Regard : Expliquez-moi le thème de votre dernier livre, Ancêtres aux choix. Voyage dans l’imaginaire généalogique des boyards roumains…
Filip-Lucian Iorga : Mon intérêt pour la généalogie a commencé très tôt, à partir de l’histoire de ma famille que me racontaient mes grands-parents. Dès l’école primaire, je me rappelle noter sur un petit cahier ce qu’ils disaient lors des réunions de famille, après le repas. A 17 ans, j’ai même gagné un concours grâce à ce que m’avait rapporté mon grand-père, Mircea Stănescu ; j’avais tout écrit et structuré comme un livre d’histoire. Puis je me suis logiquement inscrit à la faculté d’histoire de Bucarest, même si mon entourage me demandait ce que j’allais bien pouvoir faire après ce type d’études. Mais je ne me suis pas laissé décourager. L’histoire est selon moi une discipline qui permet notamment de bien structurer ses idées. A la faculté, j’ai eu la chance de rencontrer le professeur Lucian Boia, avec lequel j’ai par la suite beaucoup travaillé. Pour revenir au livre, ce qui m’a intéressé n’est pas tant la généalogie proprement dite, mais son imaginaire, ce qu’elle crée dans l’esprit des gens.
C’est-à-dire ?
Dans ma thèse doctorale, qui est à la base de ce livre, j’essaie d’expliquer la mythologie qui entoure la généalogie, ce que certaines familles créent, imaginent, inventent à partir de leur histoire. Et qui par la suite devient réalité. Ces familles ont en quelque sorte amélioré leur arbre généalogique en y incluant des origines romaines, par exemple. On a fait de même partout en Europe. Ce qui est remarquable, c’est qu’en donnant vie à une noblesse roumaine très ancienne, les boyards d’ici (les aristocrates, ndlr) ont aidé à l’unification du pays. D’une certaine façon, le sentiment national s’est alors mieux structuré. Cela s’est fait sur le tard, au 19ème siècle, alors que la plupart des aristocrates des pays européens avaient déjà établi et officialisé leur généalogie depuis quatre ou cinq siècles. J’essaie d’expliquer aussi comment la généalogie permet de mieux comprendre d’où l’on vient, et par là de mieux vivre le présent, de mieux se situer, de clarifier son identité.
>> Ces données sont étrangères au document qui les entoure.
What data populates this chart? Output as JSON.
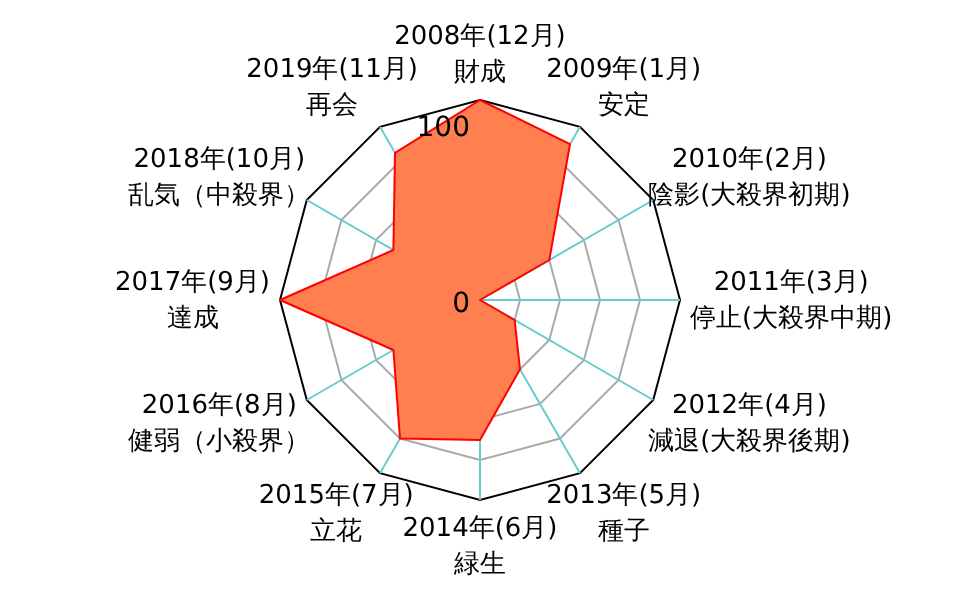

A la fin du 19ème siècle précisément, les relations entre les boyards roumains et certains membres de l’aristocratie française étaient alors étroites…
Assurément. On allait à Paris pour étudier et se lier d’amitié avec les nobles français, parfois même s’arroger un titre de noblesse, comte, baron, en ajoutant la particule « de » à son nom de famille. « Bălianu », par exemple, devenait « de Balliano », alors que très peu de Roumains ont été effectivement anoblis par un pays étranger. Plus généralement, en Roumanie beaucoup de boyards parlaient en français entre eux, ce qui a d’ailleurs modifié notre langue, l’a enrichie de mots français. Sans parler de l’architecture, de l’ensemble de notre système administratif, etc. Au-delà de l’imagination de nos ancêtres pour se donner un nom, cette envie de ressembler à l’aristocratie occidentale a été positive en ce sens qu’elle a modernisé la Roumanie sous plusieurs aspects. C’est un des arguments de mon livre. Quand une élite veut ressembler à celle d’un pays plus avancé, cela a des effets sur l’ensemble de la société.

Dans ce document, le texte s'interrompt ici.